De qué va realmente esta decisión
A primera vista, la pregunta parece sencilla: ¿cuál de las dos se queda embarazada? En la práctica, debajo hay varias decisiones más. No solo estáis definiendo quién gesta, sino también si conviene empezar con una IUI, pasar directamente a una FIV o plantearos una FIV recíproca.
Los estudios sobre parejas de mujeres en tratamiento reproductivo muestran que la elección de roles rara vez es aleatoria. Entre los factores más citados están la edad, las probabilidades de éxito, el coste, la sencillez del proceso y, en la FIV recíproca, el deseo de compartir la maternidad biológica Brandao et al., JBRA Assist Reprod.
Por eso ayuda seguir un orden claro: primero fijar la prioridad común, después ordenar los datos médicos y solo entonces escoger el método.
El orden más justo para decidir
1. ¿Qué os importa emocionalmente?
Algunas parejas desean ante todo que una persona concreta viva el embarazo. Otras quieren llegar al bebé lo antes posible. Otras buscan que ambas participen de algún modo biológicamente. Conviene decirlo en voz alta antes de hablar de resultados.
2. ¿Cuál es la situación médica de cada una?
La opción que más ilusiona no siempre es la más sólida desde el punto de vista médico. La edad ovocitaria, el patrón de ciclo, la reserva ovárica, el estado del útero, las enfermedades previas, la medicación y la capacidad de carga general pueden cambiar mucho el reparto de roles.

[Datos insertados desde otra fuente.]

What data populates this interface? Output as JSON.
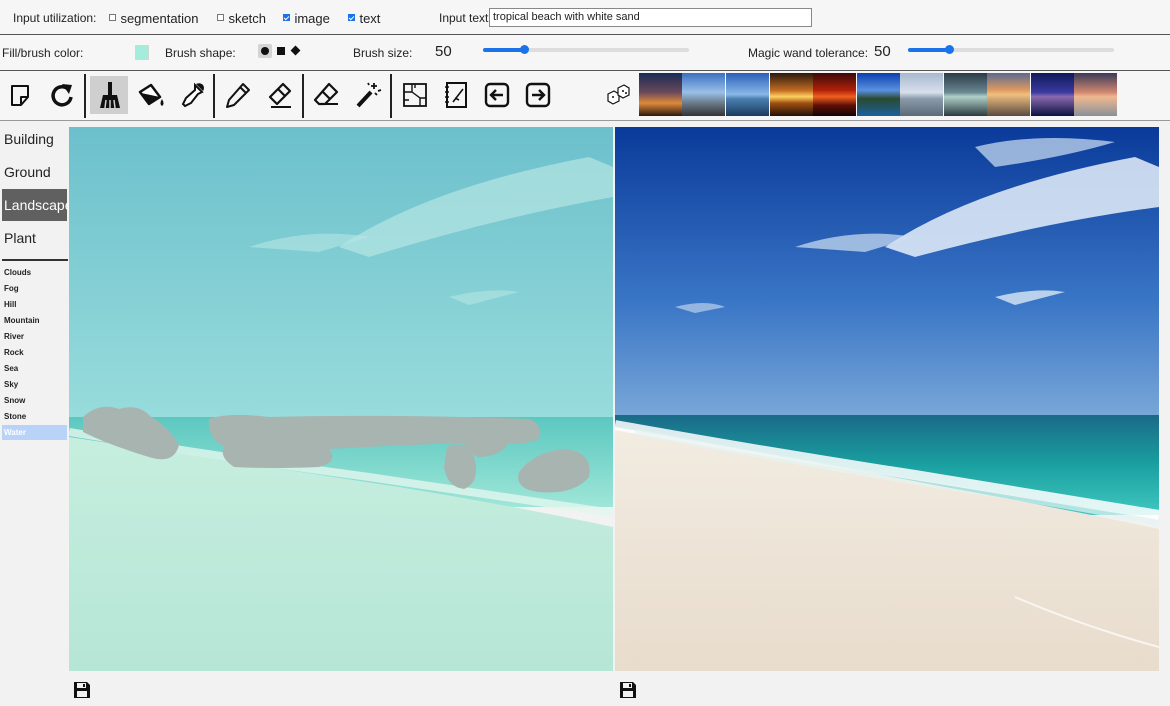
{
  "input_utilization": {
    "label": "Input utilization:",
    "options": [
      {
        "label": "segmentation",
        "checked": false
      },
      {
        "label": "sketch",
        "checked": false
      },
      {
        "label": "image",
        "checked": true
      },
      {
        "label": "text",
        "checked": true
      }
    ],
    "text_label": "Input text:",
    "text_value": "tropical beach with white sand"
  },
  "brush": {
    "fill_label": "Fill/brush color:",
    "fill_color": "#a4ecdc",
    "shape_label": "Brush shape:",
    "shapes": [
      "circle",
      "square",
      "diamond"
    ],
    "size_label": "Brush size:",
    "size_value": "50",
    "size_fraction": 0.2,
    "wand_label": "Magic wand tolerance:",
    "wand_value": "50",
    "wand_fraction": 0.2
  },
  "toolbar": {
    "tools": [
      "new-canvas",
      "redo",
      "brush",
      "fill-bucket",
      "color-picker",
      "pencil",
      "line-eraser",
      "eraser",
      "magic-wand",
      "segment-map",
      "sketch-pad",
      "previous",
      "next",
      "randomize"
    ],
    "active_tool": "brush",
    "sample_images": [
      "sunset-beach",
      "coastal-road",
      "calm-lake",
      "orange-sunset",
      "red-sunset",
      "mountain-lake",
      "grey-sea",
      "dusk-shore",
      "cloudy-sunset",
      "blue-night",
      "pink-dawn"
    ]
  },
  "sidebar": {
    "categories": [
      {
        "label": "Building",
        "selected": false
      },
      {
        "label": "Ground",
        "selected": false
      },
      {
        "label": "Landscape",
        "selected": true
      },
      {
        "label": "Plant",
        "selected": false
      }
    ],
    "subcategories": [
      {
        "label": "Clouds",
        "selected": false
      },
      {
        "label": "Fog",
        "selected": false
      },
      {
        "label": "Hill",
        "selected": false
      },
      {
        "label": "Mountain",
        "selected": false
      },
      {
        "label": "River",
        "selected": false
      },
      {
        "label": "Rock",
        "selected": false
      },
      {
        "label": "Sea",
        "selected": false
      },
      {
        "label": "Sky",
        "selected": false
      },
      {
        "label": "Snow",
        "selected": false
      },
      {
        "label": "Stone",
        "selected": false
      },
      {
        "label": "Water",
        "selected": true
      }
    ]
  },
  "colors": {
    "accent": "#1a73e8",
    "selected_category": "#606060",
    "selected_subcategory": "#b8d2f8"
  }
}
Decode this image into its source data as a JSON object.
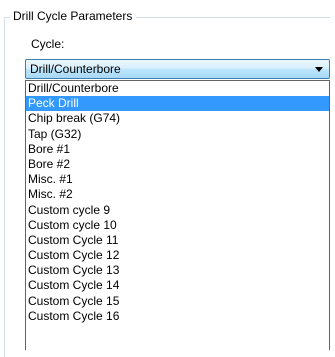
{
  "group": {
    "title": "Drill Cycle Parameters"
  },
  "cycle": {
    "label": "Cycle:",
    "value": "Drill/Counterbore",
    "options": [
      "Drill/Counterbore",
      "Peck Drill",
      "Chip break (G74)",
      "Tap (G32)",
      "Bore #1",
      "Bore #2",
      "Misc. #1",
      "Misc. #2",
      "Custom cycle 9",
      "Custom cycle 10",
      "Custom Cycle 11",
      "Custom Cycle 12",
      "Custom Cycle 13",
      "Custom Cycle 14",
      "Custom Cycle 15",
      "Custom Cycle 16"
    ],
    "highlighted_option": "Peck Drill"
  },
  "colors": {
    "highlight": "#3399ff",
    "combo_border": "#3c7fb1"
  },
  "icons": {
    "dropdown_arrow": "chevron-down-icon"
  }
}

3. ¿Existe presión de tiempo?
Si una de las dos es claramente mayor o los resultados indican que el tiempo cuenta, el plan cambia. Entonces puede ser más sensato pensar pronto en FIV o en separar el papel de aportar óvulos y el de gestar, en vez de invertir meses en un camino biológicamente menos favorable.
4. ¿Qué opción encaja con vuestra vida real?
Turnos, trabajo autónomo, carga mental, desplazamientos, trabajo físico y apoyos disponibles no son temas secundarios. El embarazo no es solo un proceso médico. También tiene que funcionar en la vida cotidiana.
Ayuda contestar la pregunta en dos versiones: cuál sería la solución ideal si todo encajara igual de bien y cuál sería la más razonable si solo miraseis medicina, tiempo y desgaste. El plan realista suele estar justo entre esas dos respuestas.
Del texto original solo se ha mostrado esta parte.